The announcement is also a major boost to the Teamsters' efforts to organize Amazon workers. Teamsters are aggressively moving forward to unionize Amazon's thousands of DSPs across the country as though these contractors are official arms of the company. At the same time, the union is also actively organizing the Amazon-run warehouses, building off the Amazon Labor Union's victory in Staten Island in 2022 before affiliating with the Teamsters this summer. That warehouse has yet to complete a first contract.

The joint employer ruling involved an Amazon facility in Palmdale, California. Last year, after the Teamsters organized Battle-Tested Strategies, a DSP contractor, Amazon simply terminated its relationship with the company. The Teamsters filed an unfair labor practice, and a regional director at the NLRB issued a preliminary ruling in their favor in August. If the two parties don't settle, which is unlikely, then the case will be brought before an NLRB judge.

Amazon did not respond to a request for comment.

In a related case this month, the NLRB reaffirmed Amazon as a joint employer by holding the company liable for illegal union-busting tactics carried out by one of its DSPs at an Atlanta warehouse.

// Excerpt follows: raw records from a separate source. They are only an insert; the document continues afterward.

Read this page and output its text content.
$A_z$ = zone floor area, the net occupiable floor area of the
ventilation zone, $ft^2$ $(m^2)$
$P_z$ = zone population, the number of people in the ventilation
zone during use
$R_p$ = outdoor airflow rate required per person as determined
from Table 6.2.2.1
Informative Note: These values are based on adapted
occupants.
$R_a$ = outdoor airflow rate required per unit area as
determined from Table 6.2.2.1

Both decisions by the board set up a clash with Amazon, which still holds publicly that DSPs are wholly independent contractors that oversee their own workforce and other business decisions. That's in spite of the fact that drivers wear Amazon gear, operate vans bearing the company logo, use equipment proprietary to Amazon, and receive delivery route schedules dictated by Amazon. It's just the pay stub that has the DSP's name on it.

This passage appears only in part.